Sure, such an approach is expensive.  But how much is that peace of mind that comes with a no-holds-barred validation that the system and its support conformed to requirements worth?

Troubled Projects and Engaging Change Stakeholders

Glen at Herding Cats (here) points to a Center of Business Practices study (here) on the causes of troubled projects.  I’ve posted on some of our own findings about project success (here and here), but I haven’t elaborated on what we’ve found about the composition of change control boards.  Below is an extract from a comment I made on Glen’s post:

Our project debrief analyses have consistently found that the right level of executive presence on change control boards is essential to ensure change is managed, not simply documented.
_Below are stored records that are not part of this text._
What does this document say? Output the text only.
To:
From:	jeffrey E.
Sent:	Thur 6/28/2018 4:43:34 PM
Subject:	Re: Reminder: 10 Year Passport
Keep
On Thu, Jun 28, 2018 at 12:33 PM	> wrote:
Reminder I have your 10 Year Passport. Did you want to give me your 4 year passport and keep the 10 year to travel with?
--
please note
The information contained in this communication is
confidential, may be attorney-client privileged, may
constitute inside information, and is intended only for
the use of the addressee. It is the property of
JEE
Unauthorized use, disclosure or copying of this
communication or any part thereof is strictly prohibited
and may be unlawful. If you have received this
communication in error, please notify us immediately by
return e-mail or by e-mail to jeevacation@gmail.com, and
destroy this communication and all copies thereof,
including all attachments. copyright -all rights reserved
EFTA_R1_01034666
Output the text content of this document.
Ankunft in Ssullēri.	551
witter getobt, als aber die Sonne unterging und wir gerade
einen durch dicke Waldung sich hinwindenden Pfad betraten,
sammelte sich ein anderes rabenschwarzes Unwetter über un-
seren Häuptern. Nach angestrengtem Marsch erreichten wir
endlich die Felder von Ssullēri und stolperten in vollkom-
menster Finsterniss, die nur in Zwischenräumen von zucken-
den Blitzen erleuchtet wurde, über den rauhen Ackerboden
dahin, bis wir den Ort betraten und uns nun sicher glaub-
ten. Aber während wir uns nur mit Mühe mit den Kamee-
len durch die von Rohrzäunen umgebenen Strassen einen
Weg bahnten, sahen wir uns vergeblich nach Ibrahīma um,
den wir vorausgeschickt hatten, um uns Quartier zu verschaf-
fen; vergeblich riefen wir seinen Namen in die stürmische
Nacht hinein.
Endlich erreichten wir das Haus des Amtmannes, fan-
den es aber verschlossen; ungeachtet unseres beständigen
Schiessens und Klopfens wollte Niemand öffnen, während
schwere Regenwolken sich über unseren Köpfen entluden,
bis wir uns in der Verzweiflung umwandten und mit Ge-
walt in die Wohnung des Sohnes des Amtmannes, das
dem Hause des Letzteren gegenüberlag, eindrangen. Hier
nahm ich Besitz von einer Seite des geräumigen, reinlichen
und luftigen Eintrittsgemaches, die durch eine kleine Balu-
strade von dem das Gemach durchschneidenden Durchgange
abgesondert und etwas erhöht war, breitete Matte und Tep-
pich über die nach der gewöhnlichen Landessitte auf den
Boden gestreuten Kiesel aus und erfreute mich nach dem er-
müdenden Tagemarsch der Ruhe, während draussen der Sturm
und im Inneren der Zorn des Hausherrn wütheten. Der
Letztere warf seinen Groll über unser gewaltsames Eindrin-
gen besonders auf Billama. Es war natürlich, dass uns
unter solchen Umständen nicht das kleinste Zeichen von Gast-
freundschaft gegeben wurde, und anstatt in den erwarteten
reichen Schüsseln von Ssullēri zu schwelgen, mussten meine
In fact, the lack of such a presence (or regular absences) marks the project as a potential escalation.

When a senior manager vets the prioritization of changes by focusing the project team on the project’s goals and intended outcomes — one should usually find scope, time, and resource changes easier to manage (with fewer, more salient change orders). It also keeps the business invested in the project. Many IT shops resist this measure, but it works wonders once they “get it”. 

The Project Management Witch Doctors

Glen at Herding Cats hits back hard (here) at one of the breed of “Project Management Impresarios”.  Not a bad label, though I like the term Witch Doctors myself (the Micklethwait and Wooldridge book is here, some second thoughts on the book’s ideas here).  Some of this stuff can be pretty wacky and verges on Gnosticism.

The arrant wankery Glen describes was quite popular during the heyday of big-bang ERP projects.  Not a surprise, because witch doctors usually pop up in big budget projects.  During those late 90’s projects, folks had the cash to pursue myriad pet theories.  I’ve also seen it in a number of other project types — KM and portal efforts seem particularly susceptible to “soft stuff” disease. 

It is amazing how quickly we can forget the basics in the quest to become more sophisticated and cunning.  Sure the “soft stuff” is important.  In fact, I believe that mastery of such “soft stuff” can be critical to leadership success.  But it isn’t the alpha and the omega that some make it out to be.  In projects, OCM tools and techniques are only means to an end — a successful project.

Value of PM in Business Transformation

I forget to whom I should give the hat tip on this topic, but Here’s a study by Logica that highlights what makes change “Winners” successful (study here, may require registration).  As you can see, project management was a differentiator in business transformation, which of course I think is great.

My take is that being good at PM is necessary, but not sufficient, to be good at change.  That’s because being better at PM should mean that one is better at delivering initiatives of any type.  In other words, PM excellence should make change-heavy initiatives more successful — but that’s because PM helps when delivering all initiatives.

Remembered the source… hat tip to Michael Krigsman at IT Project Failures.